Two-phase Unsourced Random Access in Massive MIMO: Performance Analysis and Approximate Message Passing Decoder

TL;DR

This paper introduces a two-phase unsourced random access scheme for massive MIMO systems, combining joint channel and information bit acquisition with a compressed sensing approach, supported by a theoretical physics-based analysis and an AMP decoder.

Contribution

A novel two-phase URA scheme that improves spectral efficiency and reduces complexity, with a theoretical framework and an AMP decoder demonstrating superior performance.

Findings

Performance metrics linked to system parameters via free entropy

The proposed scheme outperforms recent counterparts in simulations

Theoretical analysis confirms the effectiveness of the AMP decoder

Abstract

In this paper, we design a novel two-phase unsourced random access (URA) scheme in massive multiple input multiple output (MIMO).
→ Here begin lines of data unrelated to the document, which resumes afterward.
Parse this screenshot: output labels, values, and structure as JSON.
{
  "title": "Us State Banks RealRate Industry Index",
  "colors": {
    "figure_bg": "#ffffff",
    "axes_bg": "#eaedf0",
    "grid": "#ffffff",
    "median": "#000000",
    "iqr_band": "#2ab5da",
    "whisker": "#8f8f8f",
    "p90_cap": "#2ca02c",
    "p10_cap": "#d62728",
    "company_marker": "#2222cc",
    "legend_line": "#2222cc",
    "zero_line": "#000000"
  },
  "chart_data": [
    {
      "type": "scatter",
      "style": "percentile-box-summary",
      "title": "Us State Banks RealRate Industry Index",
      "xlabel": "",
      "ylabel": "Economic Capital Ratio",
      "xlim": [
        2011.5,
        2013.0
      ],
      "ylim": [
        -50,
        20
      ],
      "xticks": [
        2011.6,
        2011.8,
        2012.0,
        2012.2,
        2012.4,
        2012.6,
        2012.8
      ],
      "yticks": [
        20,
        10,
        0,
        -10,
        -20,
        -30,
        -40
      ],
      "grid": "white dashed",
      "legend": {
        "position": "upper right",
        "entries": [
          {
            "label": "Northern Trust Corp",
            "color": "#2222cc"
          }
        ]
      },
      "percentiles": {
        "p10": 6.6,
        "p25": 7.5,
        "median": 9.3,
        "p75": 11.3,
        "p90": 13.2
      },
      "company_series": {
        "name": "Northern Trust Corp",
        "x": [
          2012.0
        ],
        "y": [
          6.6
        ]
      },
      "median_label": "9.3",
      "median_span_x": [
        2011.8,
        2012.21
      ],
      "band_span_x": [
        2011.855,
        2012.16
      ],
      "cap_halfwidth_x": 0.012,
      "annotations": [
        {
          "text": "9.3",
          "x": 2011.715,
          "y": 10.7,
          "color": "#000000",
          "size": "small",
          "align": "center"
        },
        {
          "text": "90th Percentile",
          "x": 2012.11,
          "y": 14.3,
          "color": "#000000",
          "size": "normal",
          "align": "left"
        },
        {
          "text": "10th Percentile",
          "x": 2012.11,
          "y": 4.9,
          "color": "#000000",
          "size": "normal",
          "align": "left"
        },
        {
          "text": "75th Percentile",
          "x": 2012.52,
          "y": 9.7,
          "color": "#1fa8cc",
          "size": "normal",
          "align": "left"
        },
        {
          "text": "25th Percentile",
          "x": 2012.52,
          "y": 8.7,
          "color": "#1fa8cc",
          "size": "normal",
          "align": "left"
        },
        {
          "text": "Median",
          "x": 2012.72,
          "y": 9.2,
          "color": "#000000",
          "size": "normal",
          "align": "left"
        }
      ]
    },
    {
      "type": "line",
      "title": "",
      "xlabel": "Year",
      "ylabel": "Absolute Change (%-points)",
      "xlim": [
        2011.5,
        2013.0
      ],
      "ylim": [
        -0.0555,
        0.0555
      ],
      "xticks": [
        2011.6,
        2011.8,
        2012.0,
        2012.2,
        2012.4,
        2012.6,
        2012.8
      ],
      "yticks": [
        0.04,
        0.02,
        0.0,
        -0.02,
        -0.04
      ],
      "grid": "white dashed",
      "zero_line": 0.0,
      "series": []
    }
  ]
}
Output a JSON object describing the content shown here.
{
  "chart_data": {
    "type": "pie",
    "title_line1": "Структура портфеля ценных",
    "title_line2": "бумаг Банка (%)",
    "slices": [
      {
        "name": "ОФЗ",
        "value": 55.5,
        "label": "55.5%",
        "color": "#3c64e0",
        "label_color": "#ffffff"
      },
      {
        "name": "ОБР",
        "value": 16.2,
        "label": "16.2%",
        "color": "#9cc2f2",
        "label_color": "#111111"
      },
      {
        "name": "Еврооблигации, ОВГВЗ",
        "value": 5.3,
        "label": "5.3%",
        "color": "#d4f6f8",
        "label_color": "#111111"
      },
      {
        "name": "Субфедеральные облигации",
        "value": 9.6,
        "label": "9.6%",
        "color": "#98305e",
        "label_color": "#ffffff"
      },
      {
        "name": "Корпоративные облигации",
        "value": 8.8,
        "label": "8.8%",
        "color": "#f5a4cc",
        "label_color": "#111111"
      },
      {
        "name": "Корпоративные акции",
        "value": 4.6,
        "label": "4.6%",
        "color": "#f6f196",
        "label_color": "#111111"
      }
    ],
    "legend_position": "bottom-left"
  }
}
In the first phase, we collect a sequence of information bits to jointly acquire the user channel state information (CSI) and the associated information bits. In the second phase, the residual information bits of all the users are partitioned into sub-blocks with a very short length to exhibit a higher spectral efficiency and a lower computational complexity than the existing transmission schemes in massive MIMO URA. By using the acquired CSI in the first phase, the sub-block recovery in the second phase is cast as a compressed sensing (CS) problem. From the perspective of the statistical physics, we provide a theoretical framework for our proposed URA scheme to analyze the induced problem based on the replica method. The analytical results show that the performance metrics of our URA scheme can be linked to the system parameters by a single-valued free entropy function. An AMP-based recovery algorithm is designed to achieve the performance indicated by the proposed theoretical framework. Simulations verify that our scheme outperforms the most recent counterparts.